A prompt changelog entry might look like this:
## Opus 4.7 base prompt changes
- Added guidance on handling interrupted tool use sequences in agentic contexts
- Revised language around expressing uncertainty in multi-step plans
- Removed instruction to recommend human review for [category] decisions;
replaced with calibrated judgment based on consequence severity
That is three lines. It takes longer to describe than to write. The information value for developers running Opus in production pipelines would be substantial.

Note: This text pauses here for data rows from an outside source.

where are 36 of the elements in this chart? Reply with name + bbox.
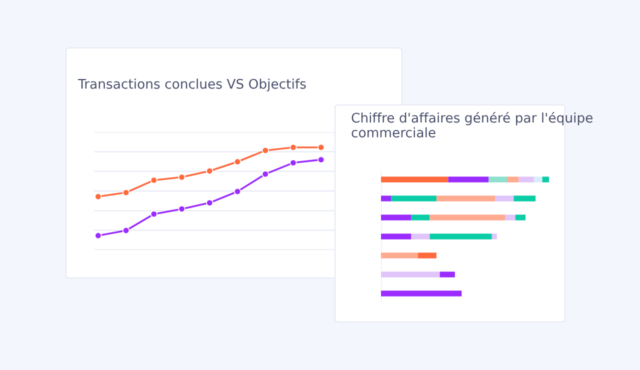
point <box>262 146 269 154</box>
bar <box>515 214 526 220</box>
bar <box>381 196 392 202</box>
point <box>94 232 102 240</box>
point <box>290 144 297 151</box>
bar <box>436 196 496 202</box>
point <box>234 188 242 196</box>
bar <box>430 214 506 220</box>
point <box>94 193 102 200</box>
point <box>318 144 325 151</box>
point <box>234 158 242 166</box>
bar <box>495 196 514 202</box>
point <box>290 159 297 166</box>
chart-title: Transactions conclues VS Objectifs <box>78 78 306 92</box>
bar <box>418 252 436 258</box>
point <box>206 199 214 206</box>
point <box>178 174 186 181</box>
point <box>206 167 214 175</box>
point <box>150 210 158 218</box>
bar <box>505 214 516 220</box>
bar <box>381 234 412 240</box>
bar <box>492 234 497 240</box>
point <box>122 226 130 234</box>
point <box>262 170 269 178</box>
bar <box>381 176 448 182</box>
point <box>122 188 130 196</box>
bar <box>488 176 507 182</box>
point <box>178 205 186 212</box>
bar <box>514 196 536 202</box>
chart-title: Chiffre d'affaires généré par l'équipe commerciale <box>352 112 593 138</box>
point <box>150 176 158 184</box>
bar <box>381 290 462 296</box>
bar <box>534 176 542 182</box>
point <box>318 156 325 164</box>
bar <box>381 214 412 220</box>
bar <box>542 176 549 182</box>
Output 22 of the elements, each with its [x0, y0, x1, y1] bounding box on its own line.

The absence of this is not malicious. It is the path of least resistance when product velocity is high and formal documentation processes are expensive. But the community filling the gap with git-based prompt archaeology is a signal that the demand is real and the current supply is zero.
The Practical Takeaway
If you are building on Opus and you care about output consistency, Willison’s work is worth subscribing to. He is building a public record of something Anthropic is not publishing themselves, and over the Claude 4 series, it has become a meaningful signal rather than a curiosity.
The deeper point is architectural. Any application that depends on consistent model behavior should be testing that behavior against a fixed benchmark on every version change, not assuming that a minor bump means nothing changed. The 4.6 to 4.7 diff is a concrete example of why. The weights probably changed. The system prompt definitely changed. Your outputs may or may not have changed, and you will not find out from the release notes.
Version your evaluation suite the same way you version your code. Run it on the new model before you roll it out. And keep one eye on what Willison finds in the diff, because right now that is the closest thing to a behavioral changelog you have access to.